A decade later, I began working as a preschool teacher. The school’s curriculum introduced the kids to different units which were simplified, category-oriented, and compartmentalized, and left little-to-no room for ambiguity. The themes were similar to the ones my younger cousin knew about: outer space and the names of planets, the names of different animals on a farm, and parts of the body–to name a few. 

While “teaching” these themes, I realized that these were the same topics I’d learned as a kid, and that I was prompted to absorb and memorize in a similar pursuit. Given the dry nature of the topics my knowledge or engagement with them had not changed in any meaningful way, nor did it seem that there was room for it to. We were teaching in a here are the facts, aren’t they interesting? Memorize them, know them format. There was a glaring contradiction between the wonderfully creative instincts of the kids and the content we were teaching them. 

But children already have access to a content-rich site of knowledge which is stronger than adults: intuition. Children are born with their intuition fully developed. A child’s inner wisdom helps alert them to danger, provides guidance in decision making and aids in problem solving, moving children to jump more quickly to a solution. When we teach children to absorb and memorize as a precedent for learning, not only do we miss an opportunity to nurture their intuition, we actively encourage them to suppress it. When the lessons we teach children only and always insist on memorize, absorb, repeat, the lesson becomes: knowledge is always created and negotiated outside of me, never by me.  

When we reward children for acquiring knowledge that is static, we affirm a misguided view of reality and our roles in creating it. The world we live in is not a fixed one. Equivalently, the inclination to delay children’s engagement with more “complex” topics is a construct created by adults and imposed on children; it is not immutable. We enable this kind of thinking in kids because we have enabled it in ourselves first. And when the promise of thinking for yourself comes far off in the future, many of us will find that it will not come at all. Because it is not a guarantee, it is something to work for. And we cannot expect this from children nor from ourselves if we are not committed to nurturing it from the beginning. In the words of Paulo Freire, “the future is not something hidden in a corner, the future is something we build in the present.”

With climate change’s deadly arrival, a global pandemic well underway, and America’s descent into fascism a looming possibility–we see the need for creative responses is not going away. And there are real dangers with waiting passively for the solutions to come from elsewhere. 

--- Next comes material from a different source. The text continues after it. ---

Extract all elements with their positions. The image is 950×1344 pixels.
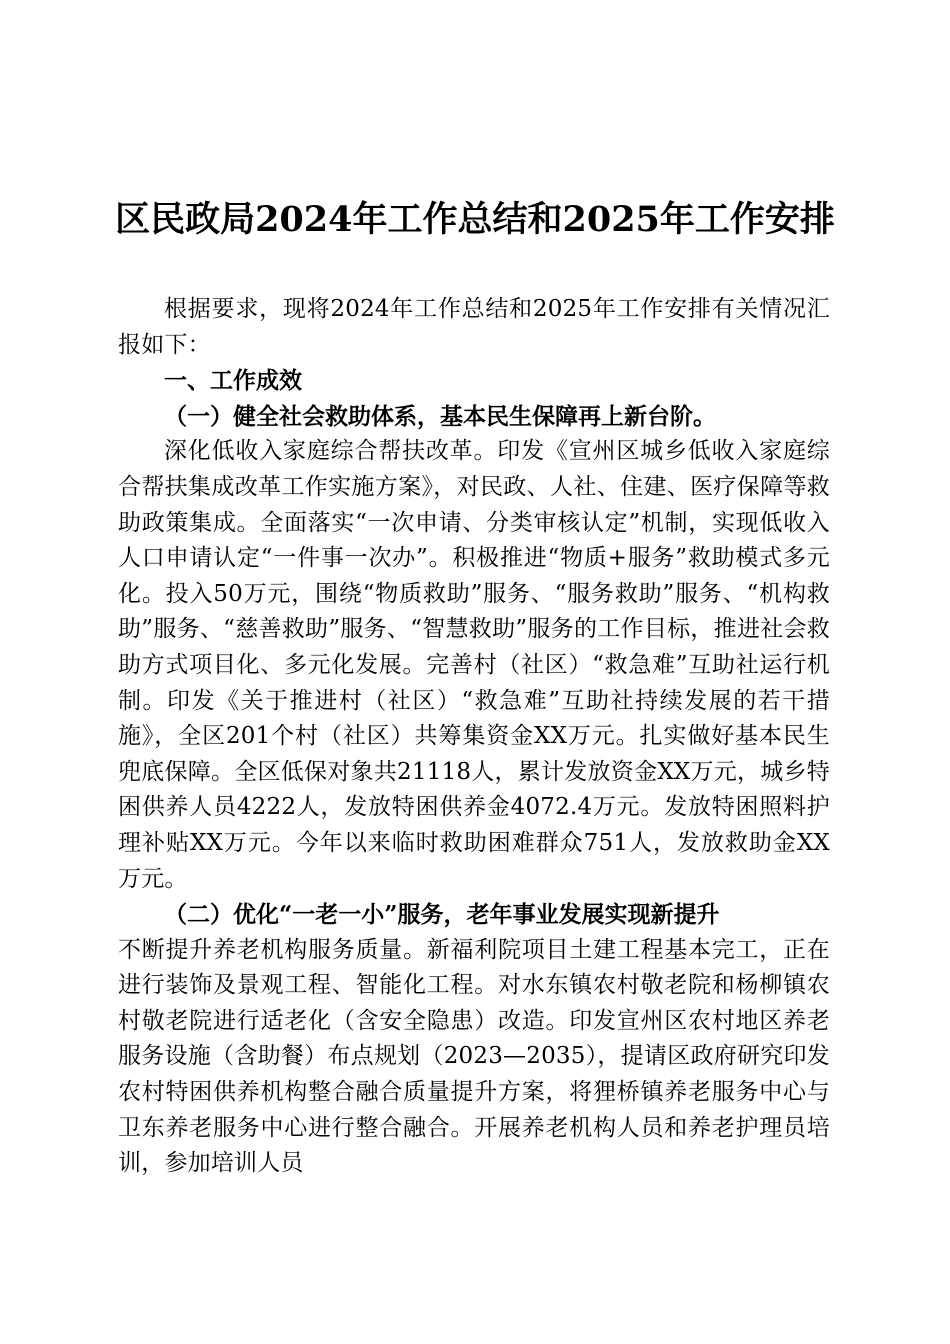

And while I am not advocating for kids to stop learning the names of dinosaurs, I do believe that a decentering of sites of fixed knowledge that are imposed from the top down is necessary. The curriculum prioritizes sites of knowledge which are determined to be true by scientists and researchers—experts and institutions which are out of reach to so many kids. Where is support for the knowledge production that begins with the child?